Amharisch für Fortgeschrittene

Hörfunk-Redakteure bringen ihre Beiträge auf Diskette in die Internet-Abteilung. Dort werden sie aufbereitet und ins Netz gesetzt. Aber woher weiß der deutsche Online-Mitarbeiter, wo die Überschrift eines amharischen Textes aufhört, die fett gedruckt sein muss, und wo der Text beginnt? Was tut man, wenn die falsche Speicherung eines chinesischen Texts die gesamte Website der DW in chinesische Schriftzeichen umwandelt?

Ende der 1990er-Jahre wird es Zeit für einen Relaunch. Ziele: ein neuer Name (www.dw-world.de), umfangreiche Angebote in sechs Schwerpunktsprachen (Deutsch und Englisch, dazu Brasilianisch, Chinesisch, Russisch und Spanisch), produziert von Online-Redakteuren. Jede Sprache soll ihren eigenen Fokus haben. Alle Redaktionen sollen mittelfristig ihre Seiten selbst mit Inhalten versehen. Das Online-Team soll stärker redaktionell arbeiten, nicht nur Beiträge und Programm begleitende Informationen von DW-RADIO und DW-TV einstellen. Und alles eingekleidet in neues Design – eingebettet in die Weiterentwicklung des gesamten Corporate Design der Deutschen Welle.

Nervennahrung

20 Leute arbeiten ein Jahr lang an diesem Relaunch. Rund um die Uhr. Einschneidendes Erlebnis für Online-Chef Guido Baumhauer: Kurz vor Mitternacht steht ein Kollege der arabischen Redaktion von DW-RADIO in der Tür – bepackt mit zwei vollen Tüten von der Tankstelle: "Ich habe gesehen, dass Ihre Truppe noch arbeitet. Für uns. Da dachte ich, Sie brauchen bestimmt Nervennahrung."

Am 15. November 2001 ist es soweit. DW-WORLD.DE geht online: Video- und Audiostreams, Bilder und Grafiken und interaktive Elemente sorgen für viel positives Feedback von den Usern. Sie wollen mitreden – ob es um den möglichen Beitritt der Türkei zur EU geht oder um die Nachfolge von Rudi Völler. Auch Spiele passen auf die Seite als lockerer, aber doch anspruchsvoller Ausgleich zu den harten Informationen – aus Politik, Wirtschaft und Kultur.

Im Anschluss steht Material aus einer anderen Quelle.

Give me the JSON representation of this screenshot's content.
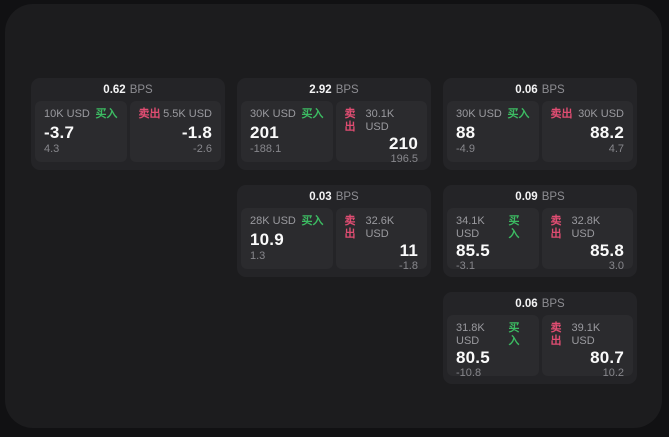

DW-WORLD.DE etabliert sich

30 feste und eine Reihe freier Mitarbeiter kümmern sich inzwischen um die ständige Aktualisierung. Zwei bis drei Online-Redakteure pro Pilotsprache beschäftigen sich ausschließlich mit ihren Seiten. Die Zusammenarbeit mit den Redaktionen von DW-RADIO und DW-TV, soweit sie ihre Internet-Seiten neben dem Tagesgeschäft selbst bestücken, läuft einwandfrei. Online ist keine Konkurrenz, sondern eine sinnvolle Ergänzung zu den Hörfunk- und Fernsehprogrammen. Das neue DW-Gesetz wird diese Definition als drittes mediales Standbein der DW bestätigen.

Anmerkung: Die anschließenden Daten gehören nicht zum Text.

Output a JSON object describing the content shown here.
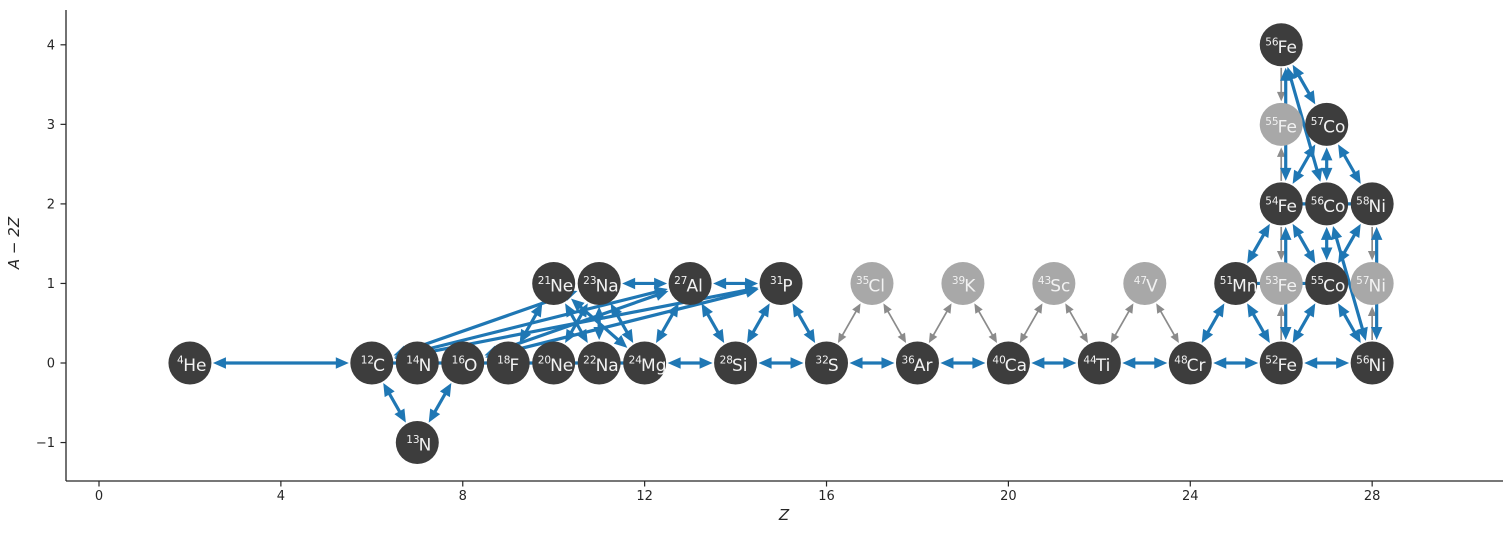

"Eine Nachrichtenseite im klassischen Sinne sind wir nicht. Das Team ist zu klein, um einen Newsroom bestücken zu können, der rund um die Uhr arbeitet", erläutert Guido Baumhauer. DW-WORLD.DE setzt stattdessen auf Hintergrund und Analyse, konzentriert sich auf deutsche, europäische und internationale Themen. Und noch ist DW-WORLD.DE nicht am Ziel seiner Reise ins World Wide Web. Demnächst wird Arabisch auch als Schwerpunktsprache im Basisangebot hinzukommen. Fortsetzung folgt.